Eight studies addressed diagnostic accuracy for AMI based on ECG interpretation, while data on the accuracy for acute cardiac ischemia were included in five studies. Three studies evaluated the accuracy of the data of specific ECG changes. The out-of-hospital ECG had diagnostic accuracy for AMI and acute cardiac ischemia ACI similar to that of a standard ECG. The diagnostic odds ratio was high for AMI (excellent diagnostic accuracy) and lower for acute cardiac ischemia (very good diagnostic accuracy). The clinical effect of out-of-hospital ECG was reviewed in terms of the outcomes of time saved, early differences in left ventricular function, hospital mortality, and long-term mortality.
Review of eight studies evaluating the time of onset of symptoms to thrombolysis revealed a significant reduction in the time to treatment (ranging from 20 to 60 minutes) when decisions were made based on an out-of-hospital ECG. Results of five studies indicate no short-term effects on left ventricular function with out-of-hospital thrombolysis, although there was a statistically significant 16 percent reduction in the risk of death (up to 60 days after hospital admission) with earlier thrombolysis. Long-term effects on mortality are less certain.

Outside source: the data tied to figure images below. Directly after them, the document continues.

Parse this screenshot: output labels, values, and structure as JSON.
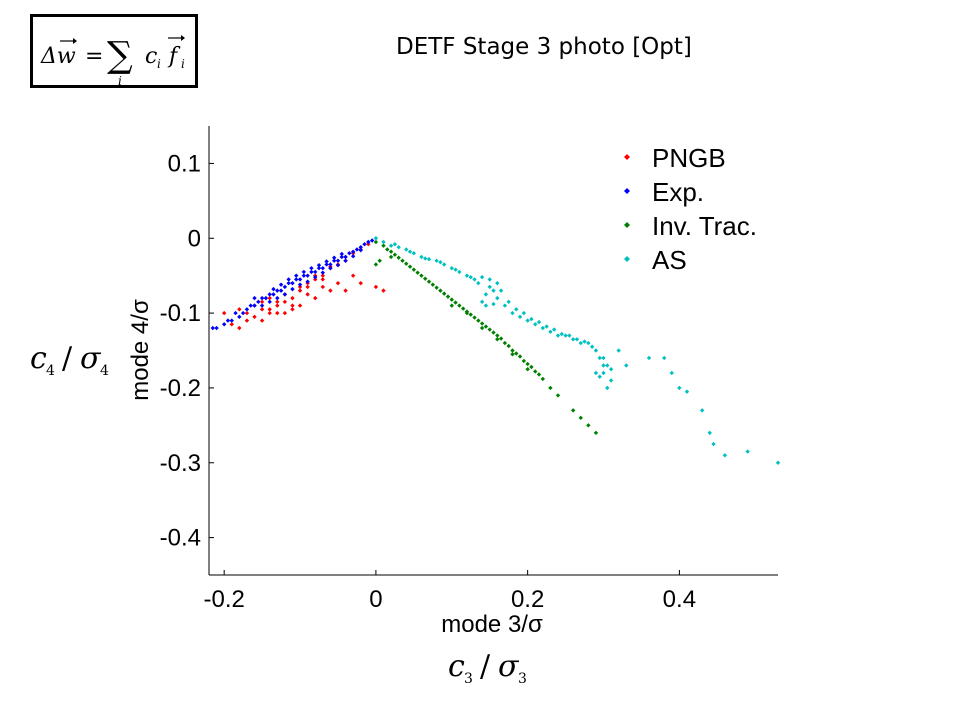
{
  "slide": {
    "title": "DETF Stage 3 photo [Opt]",
    "formula": {
      "lhs": "Δw",
      "equals": "=",
      "sum": "∑",
      "sum_index": "i",
      "coef": "c",
      "coef_index": "i",
      "func": "f",
      "func_index": "i"
    },
    "y_annotation": {
      "base": "c",
      "sub": "4",
      "slash": "/",
      "sigma": "σ",
      "sigma_sub": "4"
    },
    "x_annotation": {
      "base": "c",
      "sub": "3",
      "slash": "/",
      "sigma": "σ",
      "sigma_sub": "3"
    }
  },
  "chart_data": {
    "type": "scatter",
    "xlabel": "mode 3/σ",
    "ylabel": "mode 4/σ",
    "xlim": [
      -0.22,
      0.53
    ],
    "ylim": [
      -0.45,
      0.15
    ],
    "xticks": [
      -0.2,
      0,
      0.2,
      0.4
    ],
    "xtick_labels": [
      "-0.2",
      "0",
      "0.2",
      "0.4"
    ],
    "yticks": [
      0.1,
      0,
      -0.1,
      -0.2,
      -0.3,
      -0.4
    ],
    "ytick_labels": [
      "0.1",
      "0",
      "-0.1",
      "-0.2",
      "-0.3",
      "-0.4"
    ],
    "grid": false,
    "legend_position": "top-right",
    "series": [
      {
        "name": "PNGB",
        "color": "#ff0000",
        "points": [
          [
            -0.2,
            -0.1
          ],
          [
            -0.19,
            -0.115
          ],
          [
            -0.18,
            -0.12
          ],
          [
            -0.17,
            -0.1
          ],
          [
            -0.16,
            -0.105
          ],
          [
            -0.15,
            -0.11
          ],
          [
            -0.14,
            -0.1
          ],
          [
            -0.13,
            -0.09
          ],
          [
            -0.12,
            -0.085
          ],
          [
            -0.11,
            -0.08
          ],
          [
            -0.1,
            -0.07
          ],
          [
            -0.09,
            -0.06
          ],
          [
            -0.08,
            -0.055
          ],
          [
            -0.07,
            -0.05
          ],
          [
            -0.06,
            -0.04
          ],
          [
            -0.05,
            -0.035
          ],
          [
            -0.04,
            -0.03
          ],
          [
            -0.03,
            -0.02
          ],
          [
            -0.02,
            -0.015
          ],
          [
            -0.01,
            -0.008
          ],
          [
            -0.18,
            -0.095
          ],
          [
            -0.16,
            -0.09
          ],
          [
            -0.15,
            -0.085
          ],
          [
            -0.14,
            -0.08
          ],
          [
            -0.12,
            -0.075
          ],
          [
            -0.1,
            -0.065
          ],
          [
            -0.08,
            -0.05
          ],
          [
            -0.06,
            -0.038
          ],
          [
            -0.04,
            -0.025
          ],
          [
            -0.13,
            -0.1
          ],
          [
            -0.11,
            -0.09
          ],
          [
            -0.09,
            -0.075
          ],
          [
            -0.07,
            -0.065
          ],
          [
            -0.05,
            -0.06
          ],
          [
            -0.03,
            -0.05
          ],
          [
            -0.12,
            -0.1
          ],
          [
            -0.1,
            -0.09
          ],
          [
            -0.08,
            -0.08
          ],
          [
            -0.06,
            -0.07
          ],
          [
            -0.02,
            -0.06
          ],
          [
            0.01,
            -0.07
          ],
          [
            0.0,
            -0.065
          ],
          [
            -0.04,
            -0.07
          ],
          [
            -0.11,
            -0.095
          ],
          [
            -0.14,
            -0.095
          ],
          [
            -0.17,
            -0.11
          ],
          [
            -0.15,
            -0.095
          ],
          [
            -0.13,
            -0.085
          ],
          [
            -0.09,
            -0.065
          ],
          [
            -0.07,
            -0.055
          ]
        ]
      },
      {
        "name": "Exp.",
        "color": "#0000ff",
        "points": [
          [
            -0.215,
            -0.12
          ],
          [
            -0.21,
            -0.12
          ],
          [
            -0.2,
            -0.115
          ],
          [
            -0.195,
            -0.11
          ],
          [
            -0.19,
            -0.11
          ],
          [
            -0.185,
            -0.1
          ],
          [
            -0.18,
            -0.105
          ],
          [
            -0.175,
            -0.1
          ],
          [
            -0.17,
            -0.095
          ],
          [
            -0.165,
            -0.09
          ],
          [
            -0.16,
            -0.09
          ],
          [
            -0.155,
            -0.085
          ],
          [
            -0.15,
            -0.08
          ],
          [
            -0.145,
            -0.08
          ],
          [
            -0.14,
            -0.075
          ],
          [
            -0.135,
            -0.075
          ],
          [
            -0.13,
            -0.07
          ],
          [
            -0.125,
            -0.07
          ],
          [
            -0.12,
            -0.065
          ],
          [
            -0.115,
            -0.06
          ],
          [
            -0.11,
            -0.06
          ],
          [
            -0.105,
            -0.055
          ],
          [
            -0.1,
            -0.055
          ],
          [
            -0.095,
            -0.05
          ],
          [
            -0.09,
            -0.05
          ],
          [
            -0.085,
            -0.045
          ],
          [
            -0.08,
            -0.045
          ],
          [
            -0.075,
            -0.04
          ],
          [
            -0.07,
            -0.04
          ],
          [
            -0.065,
            -0.035
          ],
          [
            -0.06,
            -0.035
          ],
          [
            -0.055,
            -0.03
          ],
          [
            -0.05,
            -0.03
          ],
          [
            -0.045,
            -0.025
          ],
          [
            -0.04,
            -0.025
          ],
          [
            -0.035,
            -0.02
          ],
          [
            -0.03,
            -0.018
          ],
          [
            -0.025,
            -0.015
          ],
          [
            -0.02,
            -0.012
          ],
          [
            -0.015,
            -0.008
          ],
          [
            -0.01,
            -0.005
          ],
          [
            -0.005,
            -0.003
          ],
          [
            -0.16,
            -0.08
          ],
          [
            -0.15,
            -0.09
          ],
          [
            -0.14,
            -0.085
          ],
          [
            -0.13,
            -0.08
          ],
          [
            -0.12,
            -0.075
          ],
          [
            -0.11,
            -0.068
          ],
          [
            -0.1,
            -0.062
          ],
          [
            -0.09,
            -0.058
          ],
          [
            -0.08,
            -0.052
          ],
          [
            -0.07,
            -0.046
          ],
          [
            -0.06,
            -0.04
          ],
          [
            -0.05,
            -0.036
          ],
          [
            -0.04,
            -0.03
          ],
          [
            -0.03,
            -0.024
          ],
          [
            -0.02,
            -0.016
          ],
          [
            -0.135,
            -0.068
          ],
          [
            -0.125,
            -0.062
          ],
          [
            -0.115,
            -0.055
          ],
          [
            -0.105,
            -0.05
          ],
          [
            -0.095,
            -0.045
          ],
          [
            -0.085,
            -0.04
          ],
          [
            -0.075,
            -0.036
          ],
          [
            -0.065,
            -0.031
          ],
          [
            -0.055,
            -0.026
          ],
          [
            -0.045,
            -0.021
          ]
        ]
      },
      {
        "name": "Inv. Trac.",
        "color": "#008000",
        "points": [
          [
            0.0,
            -0.005
          ],
          [
            0.01,
            -0.01
          ],
          [
            0.02,
            -0.018
          ],
          [
            0.03,
            -0.026
          ],
          [
            0.04,
            -0.034
          ],
          [
            0.05,
            -0.042
          ],
          [
            0.06,
            -0.05
          ],
          [
            0.07,
            -0.058
          ],
          [
            0.08,
            -0.066
          ],
          [
            0.09,
            -0.074
          ],
          [
            0.1,
            -0.082
          ],
          [
            0.11,
            -0.09
          ],
          [
            0.12,
            -0.098
          ],
          [
            0.13,
            -0.106
          ],
          [
            0.14,
            -0.114
          ],
          [
            0.15,
            -0.122
          ],
          [
            0.16,
            -0.13
          ],
          [
            0.17,
            -0.14
          ],
          [
            0.18,
            -0.15
          ],
          [
            0.19,
            -0.158
          ],
          [
            0.2,
            -0.168
          ],
          [
            0.21,
            -0.178
          ],
          [
            0.22,
            -0.188
          ],
          [
            0.015,
            -0.015
          ],
          [
            0.025,
            -0.022
          ],
          [
            0.035,
            -0.03
          ],
          [
            0.045,
            -0.038
          ],
          [
            0.055,
            -0.046
          ],
          [
            0.065,
            -0.054
          ],
          [
            0.075,
            -0.062
          ],
          [
            0.085,
            -0.07
          ],
          [
            0.095,
            -0.078
          ],
          [
            0.105,
            -0.086
          ],
          [
            0.115,
            -0.094
          ],
          [
            0.125,
            -0.102
          ],
          [
            0.135,
            -0.11
          ],
          [
            0.145,
            -0.118
          ],
          [
            0.155,
            -0.126
          ],
          [
            0.165,
            -0.134
          ],
          [
            0.175,
            -0.144
          ],
          [
            0.185,
            -0.154
          ],
          [
            0.195,
            -0.164
          ],
          [
            0.205,
            -0.172
          ],
          [
            0.215,
            -0.182
          ],
          [
            0.23,
            -0.2
          ],
          [
            0.24,
            -0.21
          ],
          [
            0.26,
            -0.23
          ],
          [
            0.27,
            -0.24
          ],
          [
            0.28,
            -0.25
          ],
          [
            0.29,
            -0.26
          ],
          [
            0.02,
            -0.025
          ],
          [
            0.005,
            -0.03
          ],
          [
            0.0,
            -0.035
          ],
          [
            0.1,
            -0.09
          ],
          [
            0.12,
            -0.1
          ],
          [
            0.14,
            -0.12
          ],
          [
            0.16,
            -0.135
          ],
          [
            0.18,
            -0.155
          ],
          [
            0.2,
            -0.175
          ]
        ]
      },
      {
        "name": "AS",
        "color": "#00c0c0",
        "points": [
          [
            0.0,
            0.0
          ],
          [
            0.01,
            -0.005
          ],
          [
            0.02,
            -0.01
          ],
          [
            0.03,
            -0.012
          ],
          [
            0.04,
            -0.015
          ],
          [
            0.05,
            -0.02
          ],
          [
            0.06,
            -0.025
          ],
          [
            0.07,
            -0.028
          ],
          [
            0.08,
            -0.03
          ],
          [
            0.09,
            -0.035
          ],
          [
            0.1,
            -0.04
          ],
          [
            0.11,
            -0.045
          ],
          [
            0.12,
            -0.05
          ],
          [
            0.13,
            -0.055
          ],
          [
            0.14,
            -0.052
          ],
          [
            0.15,
            -0.055
          ],
          [
            0.16,
            -0.06
          ],
          [
            0.155,
            -0.07
          ],
          [
            0.145,
            -0.075
          ],
          [
            0.14,
            -0.085
          ],
          [
            0.145,
            -0.09
          ],
          [
            0.155,
            -0.088
          ],
          [
            0.16,
            -0.08
          ],
          [
            0.17,
            -0.09
          ],
          [
            0.18,
            -0.1
          ],
          [
            0.19,
            -0.105
          ],
          [
            0.2,
            -0.11
          ],
          [
            0.21,
            -0.115
          ],
          [
            0.22,
            -0.12
          ],
          [
            0.23,
            -0.125
          ],
          [
            0.24,
            -0.13
          ],
          [
            0.25,
            -0.13
          ],
          [
            0.26,
            -0.135
          ],
          [
            0.27,
            -0.14
          ],
          [
            0.28,
            -0.14
          ],
          [
            0.29,
            -0.15
          ],
          [
            0.3,
            -0.16
          ],
          [
            0.3,
            -0.18
          ],
          [
            0.305,
            -0.17
          ],
          [
            0.31,
            -0.19
          ],
          [
            0.295,
            -0.185
          ],
          [
            0.29,
            -0.18
          ],
          [
            0.305,
            -0.2
          ],
          [
            0.32,
            -0.15
          ],
          [
            0.33,
            -0.17
          ],
          [
            0.36,
            -0.16
          ],
          [
            0.38,
            -0.16
          ],
          [
            0.39,
            -0.18
          ],
          [
            0.4,
            -0.2
          ],
          [
            0.41,
            -0.205
          ],
          [
            0.43,
            -0.23
          ],
          [
            0.44,
            -0.26
          ],
          [
            0.445,
            -0.275
          ],
          [
            0.46,
            -0.29
          ],
          [
            0.49,
            -0.285
          ],
          [
            0.53,
            -0.3
          ],
          [
            0.025,
            -0.008
          ],
          [
            0.045,
            -0.018
          ],
          [
            0.065,
            -0.027
          ],
          [
            0.085,
            -0.032
          ],
          [
            0.105,
            -0.042
          ],
          [
            0.125,
            -0.052
          ],
          [
            0.135,
            -0.06
          ],
          [
            0.15,
            -0.065
          ],
          [
            0.165,
            -0.07
          ],
          [
            0.175,
            -0.085
          ],
          [
            0.185,
            -0.095
          ],
          [
            0.195,
            -0.1
          ],
          [
            0.205,
            -0.108
          ],
          [
            0.215,
            -0.112
          ],
          [
            0.225,
            -0.118
          ],
          [
            0.235,
            -0.122
          ],
          [
            0.245,
            -0.128
          ],
          [
            0.255,
            -0.13
          ],
          [
            0.265,
            -0.135
          ],
          [
            0.275,
            -0.138
          ],
          [
            0.285,
            -0.145
          ],
          [
            0.295,
            -0.16
          ],
          [
            0.3,
            -0.17
          ],
          [
            0.31,
            -0.175
          ]
        ]
      }
    ]
  }
}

The authors conclude that using an out-of-hospital ECG with a protocol for thrombolysis may decrease the time to treatment by up to one hour. Out-of-hospital thrombolysis results in a small but significant decrease in early mortality with one life saved in the short term for every 60 patients who receive out-of-hospital treatment rather than delaying treatment until reaching the hospital. Long-term survival benefits are less clear.